Verhalen maken de mens. Inspirerende Utrechters aan het woord.

Engelstalige versie van Neus op het papier

Agnieszka Czajkowska

When I’m sitting in front of you, I can see you and your outfit, but I can’t see what’s next to you. Most people are able to look around up to 90 degrees without having to turn their heads. My visual field is about 30 degrees. I see so little details that if we were to meet again tomorrow – and you would wear a different outfit – I wouldn’t recognize you anymore.

Passion and talent

I always tell people: “I put my nose on the paper to see up close what I have drawn. When I look at my screen my nose would leave marks on it.” As a child, I always enjoyed drawing, and I quickly realized that my drawings were quite different from those of my peers.

Because of my bad vision (between 20% with glasses and 5% without), which I had for my entire life, almost everyone thought that I was crazy [for wanting to work in the creative industry]. That’s why I started studying psychology. Unfortunately, proper assistive tech wasn’t available back then and the few audio books I had access to were often outdated.

So one day I decided: I’m just going to give it a shot and sign up for an art school.

In addition, excessive reading caused me headaches [i.e. eye pain], so I eventually had to quit. I was weighing different options for a while, however, I still couldn’t let go of my dream to become an artist/designer. So one day I decided: I’m just going to give it a shot and sign up for an art [design] school. If they won’t accept me, I’ll then would have let go of my dream forever.

Portfolio filled with drawings

Armed with a portfolio full of [random] drawings I went to the meeting. It felt a bit like an interrogation. They asked me a lot of difficult questions and I also faced some criticism. Just when I was about to give up, I got the news that I got enrolled. As you can imagine, I was in shock.

I got the news that I got enrolled. As you can imagine, I was in shock.

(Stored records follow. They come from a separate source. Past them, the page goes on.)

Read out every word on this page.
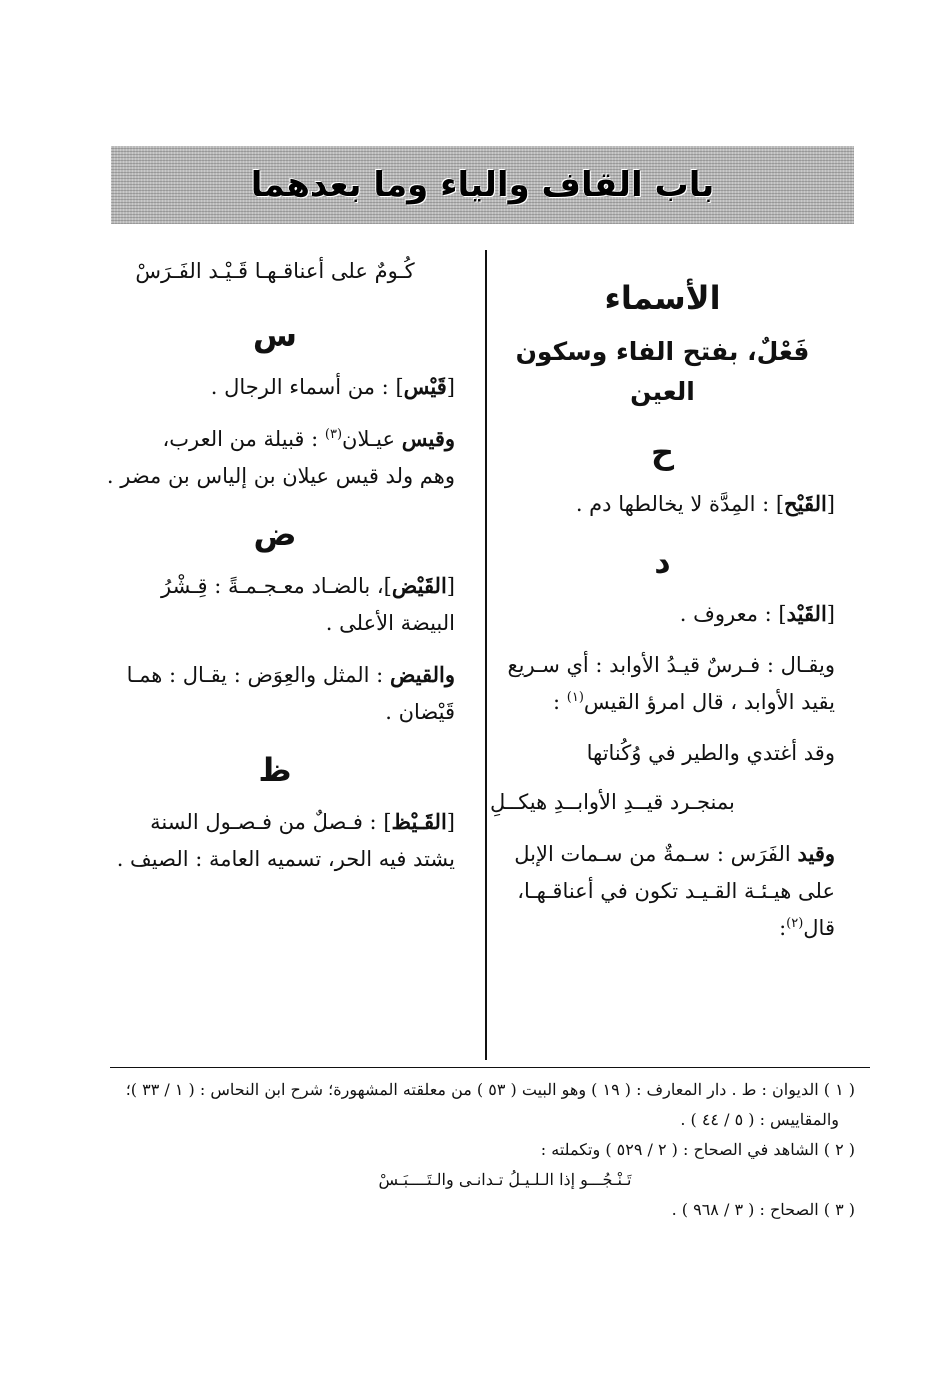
باب القاف والياء وما بعدهما
الأسماء
فَعْلٌ، بفتح الفاء وسكون العين
ح

[القَيْح] : المِدَّة لا يخالطها دم .

د

[القَيْد] : معروف .

ويقـال : فـرسٌ قيـدُ الأوابد : أي سـريع

يقيد الأوابد ، قال امرؤ القيس$^{(١)}$ :

وقد أغتدي والطير في وُكُناتها

بمنجـرد قيــدِ الأوابــدِ هيكــلِ

وقيد الفَرَس : سـمةٌ من سـمات الإبل

على هيـئـة القـيـد تكون في أعناقـهـا،

قال$^{(٢)}$:

كُـومٌ على أعناقـهـا قَـيْـد الفَـرَسْ

س

[قَيْس] : من أسماء الرجال .

وقيس عيـلان$^{(٣)}$ : قبيلة من العرب،

وهم ولد قيس عيلان بن إلياس بن مضر .

ض

[القَيْض]، بالضـاد معـجـمـةً : قِـشْرُ

البيضة الأعلى .

والقيض : المثل والعِوَض : يقـال : همـا

قَيْضان .

ظ

[القَـيْظ] : فـصلٌ من فـصـول السنة

يشتد فيه الحر، تسميه العامة : الصيف .

( ١ ) الديوان : ط . دار المعارف : ( ١٩ ) وهو البيت ( ٥٣ ) من معلقته المشهورة؛ شرح ابن النحاس : ( ١ / ٣٣ )؛

والمقاييس : ( ٥ / ٤٤ ) .

( ٢ ) الشاهد في الصحاح : ( ٢ / ٥٢٩ ) وتكملته :

تَـنْـجُـــو إذا الـلـيـلُ تـدانـى والـتَــــبَـسْ

( ٣ ) الصحاح : ( ٣ / ٩٦٨ ) .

During my years in design school I tried to keep a low profile but that proved somewhat difficult, since older students always kept asking me to help them out with their artworks.

Working life

I [still] lived in Germany when I started working. At first, I had to deal with a lot of distrust and intolerance [towards my capabilities/skills]. I certainly don’t want make generalizations about all Germans, but many of those I met were completely convinced that what they didn’t think was feasible, simply wasn’t possible.

Being an almost blind designer is something most people can’t wrap their heads around and according to many, such thing is impossible.

On the other hand, some people treated me with a lot of compassion, sometimes too much for my liking. I don’t want to be defined by my disability, I would like to be appreciated [as a person] and taken seriously as a professional. All I want is a regular job to be able to support myself.

Around the world

In the last years I have worked in Thailand and the United States. I have beautiful memories about Thailand, because there I was judged by my work and talents, which got me great opportunities. Here in the Netherlands I’m also doing well, even though I encounter laws and regulations that can be quite hindering.

For example, I have been offered jobs a number of times but employers wanted to apply for a job subsidy. Though I understand their point of view, there are disadvantages for me. I’d be under the thumb of the UWV [Dutch employment agency] and get paid only minimum wage, while all my sighted colleagues make a lot more [for the same work]. Obviously, I don’t want that.

I don’t want to be defined by my disability, I would like to be appreciated [as a person] and taken seriously as a professional.